As conferências foram interrompidas antes da sexta, por portaria ministerial do marquês de Ávila e Bolama, onde se alegava que estas se tinham sustentado em "doutrinas e proposições que atacavam a religião e as instituições políticas do Estado". Estavam ainda anunciadas as seguintes conferências, que espelhavam a pluralidade de temas que os seus mentores pretendiam abordar:
- Os Historiadores Críticos de Jesus, de Salomão Saragga;
- O Socialismo, de Batalha Reis;
- A República, de Antero de Quental;
- A Instrução Primária, de Adolfo Coelho;
- Dedução Positiva da Ideia Democrática, de Augusto Fuschini.
Os conferencistas reagiram contra a proibição com um protesto público, com o qual se solidarizaram vários intelectuais, como Alexandre Herculano, que acudiram em defesa da liberdade de expressão.
A Geração de 70
A Geração de 70, também conhecida como “Dissidência de Coimbra”, começou por ser constituída por um grupo de jovens intelectuais da última metade do século XIX, do qual fizeram parte alguns dos maiores vultos da literatura portuguesa, como Antero de Quental, Eça de Queirós, Ramalho Ortigão, Teófilo Braga e Guerra Junqueiro. Este grupo de jovens afirmou-se como elite intelectual entre 1865, data do polémico texto de Antero contra Castilho (“Bom senso e Bom gosto”), e 1871, data das Conferências do Casino.
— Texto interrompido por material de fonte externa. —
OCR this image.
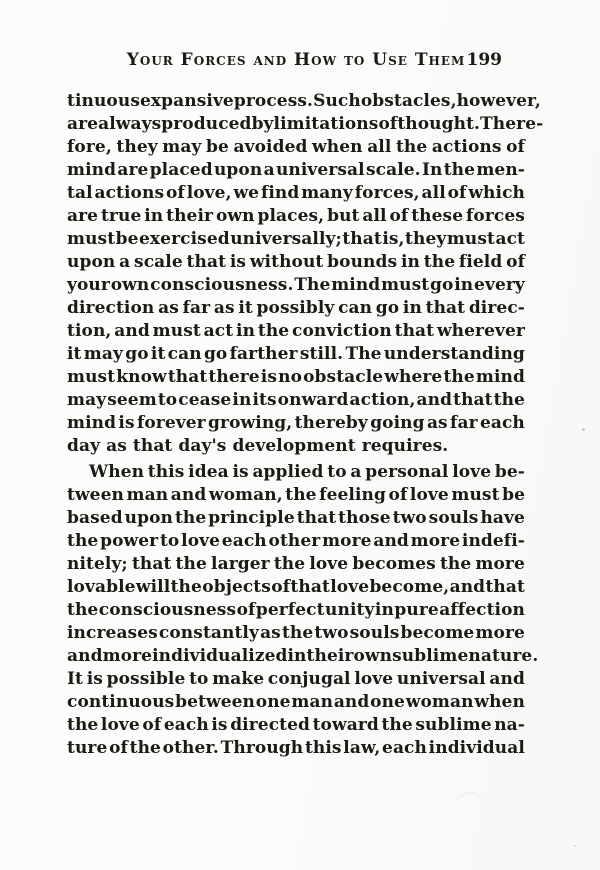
Your Forces and How to Use Them 199
tinuous expansive process. Such obstacles, however,
are always produced by limitations of thought. There-
fore, they may be avoided when all the actions of
mind are placed upon a universal scale. In the men-
tal actions of love, we find many forces, all of which
are true in their own places, but all of these forces
must be exercised universally; that is, they must act
upon a scale that is without bounds in the field of
your own consciousness. The mind must go in every
direction as far as it possibly can go in that direc-
tion, and must act in the conviction that wherever
it may go it can go farther still. The understanding
must know that there is no obstacle where the mind
may seem to cease in its onward action, and that the
mind is forever growing, thereby going as far each
day as that day's development requires.
When this idea is applied to a personal love be-
tween man and woman, the feeling of love must be
based upon the principle that those two souls have
the power to love each other more and more indefi-
nitely; that the larger the love becomes the more
lovable will the objects of that love become, and that
the consciousness of perfect unity in pure affection
increases constantly as the two souls become more
and more individualized in their own sublime nature.
It is possible to make conjugal love universal and
continuous between one man and one woman when
the love of each is directed toward the sublime na-
ture of the other. Through this law, each individual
Na década de 1870, Portugal vivia os efeitos dos movimentos do Fontismo e da Regeneração. A Geração de 70, claramente voltada para os valores da educação e da cultura, rebelou-se contra o progresso predominantemente material e mercantilista de Fontes Pereira de Melo. Manifestando um grande descontentamento face à situação política, cultural e social do país, os membros da Geração de 70 defendiam uma maior abertura e receptividade de Portugal à cultura europeia e a urgência de uma reforma cultural no país.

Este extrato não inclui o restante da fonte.